"Zone rouge" fait partie de ces films vus il y a une trentaine d'années sur le téléviseur familial, dont je ne conservais que des souvenirs flous et diffus. Ce deuxième visionnage représentait donc une redécouverte totale.
Robert Enrico a le mérite de se frotter à un genre peu répandu dans le cinéma français, à savoir le thriller écologique, reprenant au passage certains motifs de son précédent thriller conspirationniste (comme la figure de l'individu seul face à la machine d'Etat), intitulé "Le secret" et sorti une dizaine d'années plus tôt.
Cela dit, si ce dernier s'inscrivait avantageusement dans la veine paranoïaque très en vogue dans les seventies, "Zone rouge" souffre davantage dans le registre de la vraisemblance, car les années 80 ont fini par digérer ces thèses, au point que la théorie du complot avancée dans le film apparaît parfois excessive, voire grand-guignolesque.
"Zone rouge" souffre également d'un rythme trop nonchalant, difficilement compatible avec le genre thriller : on ressent des longueurs à plusieurs reprises.
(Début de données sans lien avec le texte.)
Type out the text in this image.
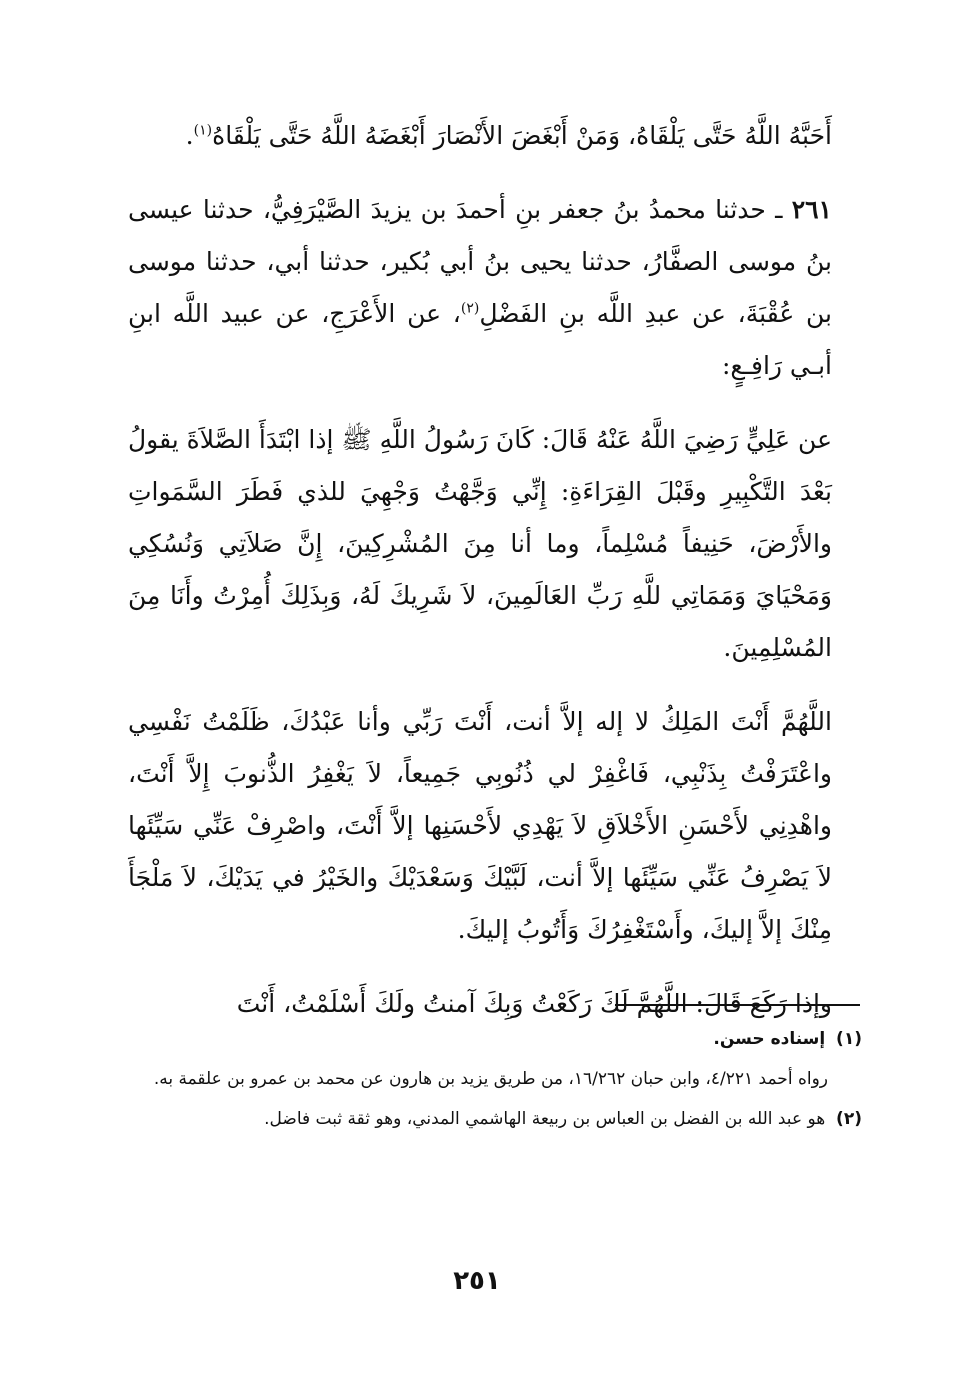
أَحَبَّهُ اللَّهُ حَتَّى يَلْقَاهُ، وَمَنْ أَبْغَضَ الأَنْصَارَ أَبْغَضَهُ اللَّهُ حَتَّى يَلْقَاهُ$^{(١)}$.

٢٦١ ـ حدثنا محمدُ بنُ جعفر بنِ أحمدَ بن يزيدَ الصَّيْرَفِيُّ، حدثنا عيسى بنُ موسى الصفَّارُ، حدثنا يحيى بنُ أبي بُكير، حدثنا أبي، حدثنا موسى بن عُقْبَةَ، عن عبدِ اللَّه بنِ الفَضْلِ$^{(٢)}$، عن الأَعْرَجِ، عن عبيد اللَّه ابنِ أبـي رَافِـعٍ:

عن عَلِيٍّ رَضِيَ اللَّهُ عَنْهُ قَالَ: كَانَ رَسُولُ اللَّهِ ﷺ إذا ابْتَدَأَ الصَّلاَةَ يقولُ بَعْدَ التَّكْبِيرِ وقَبْلَ القِرَاءَةِ: إِنِّي وَجَّهْتُ وَجْهِيَ للذي فَطَرَ السَّمَواتِ والأَرْضَ، حَنِيفاً مُسْلِماً، وما أنا مِنَ المُشْرِكِينَ، إِنَّ صَلاَتِي وَنُسُكِي وَمَحْيَايَ وَمَمَاتِي للَّهِ رَبِّ العَالَمِينَ، لاَ شَرِيكَ لَهُ، وَبِذَلِكَ أُمِرْتُ وأَنَا مِنَ المُسْلِمِينَ.

اللَّهُمَّ أَنْتَ المَلِكُ لا إله إلاَّ أنت، أَنْتَ رَبِّي وأنا عَبْدُكَ، ظَلَمْتُ نَفْسِي واعْتَرَفْتُ بِذَنْبِي، فَاغْفِرْ لي ذُنُوبِي جَمِيعاً، لاَ يَغْفِرُ الذُّنوبَ إِلاَّ أَنْتَ، واهْدِنِي لأَحْسَنِ الأَخْلاَقِ لاَ يَهْدِي لأَحْسَنِها إلاَّ أَنْتَ، واصْرِفْ عَنِّي سَيِّئَها لاَ يَصْرِفُ عَنِّي سَيِّئَها إلاَّ أنت، لَبَّيْكَ وَسَعْدَيْكَ والخَيْرُ في يَدَيْكَ، لاَ مَلْجَأَ مِنْكَ إلاَّ إليكَ، وأَسْتَغْفِرُكَ وَأَتُوبُ إليكَ.

وإذا رَكَعَ قَالَ: اللَّهُمَّ لَكَ رَكَعْتُ وَبِكَ آمنتُ ولَكَ أَسْلَمْتُ، أَنْتَ

(١)  إسناده حسن.

رواه أحمد ٤/٢٢١، وابن حبان ١٦/٢٦٢، من طريق يزيد بن هارون عن محمد بن عمرو بن علقمة به.

(٢)  هو عبد الله بن الفضل بن العباس بن ربيعة الهاشمي المدني، وهو ثقة ثبت فاضل.

٢٥١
Enrico aurait sans doute gagné à densifier son montage, de manière à élaguer son film d'une bonne dizaine de minutes.
Pour finir sur les défauts, signalons la prestation moyenne de Richard Anconina, pas toujours convaincant dans un rôle il est vrai assez mal écrit : ainsi, on ne comprend pas bien l'évolution de cet employé dragueur et cupide vers le statut de justicier, uniquement pour les beaux yeux de Sabine Azéma.
Heureusement, cette dernière se montre à son avantage, dans un registre pas évident : Azéma n'est pourtant pas une comédienne que j'apprécie en général, mais ici sa composition s'avère probante.
"Zone rouge" est également réussi sur le plan des décors (en particulier ce hameau isolé dans l'Hérault) et de son atmosphère anxiogène : à plusieurs reprises, le réalisateur parvient à installer une vraie tension et une ambiance inquiétante, et à mettre en scène quelques séquences visuellement bluffantes (à commencer par la scène de l'incendie, traversée par des ombres blanches en combinaison isotherme, mais aussi celle de l'accident dans le brouillard nocturne).
Robert Enrico signe donc un film audacieux et parfois spectaculaire, développant des thématiques pertinentes autour de l'écologie avec un certain sens de l'anticipation, mais hélas trop bancal et inégal pour convaincre pleinement, plombé par quelques maladresses et invraisemblances.